2023 SCAI SHOCK

The life-saving role of temporary mechanical circulatory support in fulminant myocarditis

Presenter

Jose Alfredo Salinas-Casanova, MD, Instituto de Cardiologia y Medicina Vascular del Tecnologico de Monterrey, San Pedro Garza García, NL, Mexico
Jose Alfredo Salinas-Casanova, MD1, Juan Alberto Quintanilla Gutierrez, MD2, Vicente Jimenez-Franco, MD1, Daniel Lira-Lozano, MD1, Jorge Joya-Harrison, MD1, Mónica M. Flores-Zertuche, MD1, Christian Juarez-Gavino, MD1, Juan C. Ibarrola-Peña, MD1, Marisol Molina-Avilés, MD1, Arturo Martínez-Ibarra, MD1, Rene D. Gomez-Gutierrez, MD3 and Guillermo Torre-Amione, MD1, (1)Instituto de Cardiologia y Medicina Vascular del Tecnologico de Monterrey, San Pedro Garza García, NL, Mexico, (2)Sociedad de Cardiología Intervencionista de México, Monterrey, NL, Mexico, (3)Departamento de ECMO y Terapias Avanzadas de Insuficiencia Cardiopulmonar del Tecnológico de Monterrey, San Pedro Garza García, NL, Mexico

Learning Objectives:
  1. Suspect in fulminant myocarditis with the acute development of symptoms in previously healthy individuals
  2. Learn to assess with an initial bedside echocardiogram the biventricular function and identify pericardial effusion
  3. Recognize early signs of cardiogenic shock in myocarditis
  4. Treat fulminant myocarditis aggressively with temporary mechanical circulatory support devices and weaning of inotropic support
  5. Optimize heart failure medical therapy for a maximal biventricular function recovery
Keywords: Cardiogenic Shock, Heart Failure and Hemodynamic Support

Background

Near 3%–9% of patients with myocarditis present with cardiogenic shock as fulminant myocarditis (FM) within <48 hours of admission. Patients often require inotropes and/or temporary mechanical circulatory support (TMCS), although there are no guidelines or trials to support their routine use.

Methods

A 43-year-old female presented to the ER with loss of consciousness and a seizure episode of <30 seconds. Vital signs upon admission were BP 140/90 mmHg, HR 130 bpm, RR 28 bpm and SpO2 of 80%. Physical examination revealed rhythmic heart sounds and lung auscultation with diffuse bilateral fine crackles. Laboratory exams showed lactate of 6.9 mmol/L, Hs-TnI 4234 ng/L, and BNP 1773 pg/mL. Bedside cardiac echo with severe global hypokinesia with an LVEF of 15%, CI 0.76 l/min/m2 and CPO 0.27 W, with moderate pericardial effusion, and no tamponade was noted.

Results

The patient was initially classified into a SCAI stage C, and the shock team opted to manage the patient with inotropes and invasive mechanical ventilation, but within minutes presented cardiopulmonary arrest that reclassified the patient to a SCAI stage E with cardiopulmonary arrest, requiring advanced CPR for 53 minutes, and placing VA-ECMO as circulatory support.
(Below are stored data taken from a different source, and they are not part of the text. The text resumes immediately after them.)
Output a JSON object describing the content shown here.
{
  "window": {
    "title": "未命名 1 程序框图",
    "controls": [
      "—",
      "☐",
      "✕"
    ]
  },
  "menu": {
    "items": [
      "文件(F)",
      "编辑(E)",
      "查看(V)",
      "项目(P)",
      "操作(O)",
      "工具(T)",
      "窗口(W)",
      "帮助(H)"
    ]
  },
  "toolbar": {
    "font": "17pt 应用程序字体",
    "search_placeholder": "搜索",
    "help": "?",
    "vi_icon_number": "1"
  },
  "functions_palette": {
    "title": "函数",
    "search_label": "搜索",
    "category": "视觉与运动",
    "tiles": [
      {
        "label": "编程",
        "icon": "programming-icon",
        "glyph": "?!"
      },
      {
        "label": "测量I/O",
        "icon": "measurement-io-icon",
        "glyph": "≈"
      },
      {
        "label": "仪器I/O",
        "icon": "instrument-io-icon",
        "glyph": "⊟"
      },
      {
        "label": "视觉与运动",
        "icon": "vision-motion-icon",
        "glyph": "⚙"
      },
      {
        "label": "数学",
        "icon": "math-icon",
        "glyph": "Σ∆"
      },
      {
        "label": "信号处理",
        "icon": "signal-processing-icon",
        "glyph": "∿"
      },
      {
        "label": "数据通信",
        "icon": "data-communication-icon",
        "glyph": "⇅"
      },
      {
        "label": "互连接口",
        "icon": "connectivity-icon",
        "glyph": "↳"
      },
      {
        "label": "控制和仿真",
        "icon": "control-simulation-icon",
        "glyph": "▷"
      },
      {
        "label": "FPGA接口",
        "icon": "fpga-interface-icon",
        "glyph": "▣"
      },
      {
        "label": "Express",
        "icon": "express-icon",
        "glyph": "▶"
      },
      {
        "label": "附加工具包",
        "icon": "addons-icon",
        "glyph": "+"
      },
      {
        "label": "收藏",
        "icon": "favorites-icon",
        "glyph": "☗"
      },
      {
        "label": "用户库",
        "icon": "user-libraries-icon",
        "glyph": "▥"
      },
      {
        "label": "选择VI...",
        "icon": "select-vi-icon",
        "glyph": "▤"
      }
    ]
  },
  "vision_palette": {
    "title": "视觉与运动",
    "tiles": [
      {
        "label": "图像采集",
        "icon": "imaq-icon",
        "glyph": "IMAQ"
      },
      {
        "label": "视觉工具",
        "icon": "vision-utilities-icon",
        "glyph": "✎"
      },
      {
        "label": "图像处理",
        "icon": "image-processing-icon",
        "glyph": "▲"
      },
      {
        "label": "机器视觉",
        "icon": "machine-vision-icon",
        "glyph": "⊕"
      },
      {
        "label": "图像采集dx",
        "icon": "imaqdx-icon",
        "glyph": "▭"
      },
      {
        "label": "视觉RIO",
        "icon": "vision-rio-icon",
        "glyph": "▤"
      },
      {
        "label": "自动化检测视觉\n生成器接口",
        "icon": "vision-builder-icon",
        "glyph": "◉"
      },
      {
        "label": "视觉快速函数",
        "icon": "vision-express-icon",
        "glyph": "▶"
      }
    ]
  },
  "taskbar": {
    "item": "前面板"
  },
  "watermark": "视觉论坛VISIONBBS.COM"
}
Pericardial drainage was performed as a consequence of cardiac tamponade observed in a TEE, but without modifications of the shock status. Therefore, an IABP was placed that improved the LVEF. After hemodynamic stabilization, IVIg was administrated due to a positive result for influenza B. An excellent hemodynamical response was observed, with weaning of inotropes, and removal of the ECMO and the IABP.

The patient had an excellent clinical and neurological outcome, HFrEF GDMT was started and up titrated, with improvement of the LVEF. At 4 months follow-up, the patient remained asymptomatic and clinically stable.

Conclusions

This case highlights the use of E-CPR as a modality that improves survival and neurological outcomes in patients with cardiac arrest when compared to CPR, but, most importantly, this case shows how TMCS such as VA-ECMO can effectively improve the hemodynamic status in reversible conditions such as fulminant myocarditis.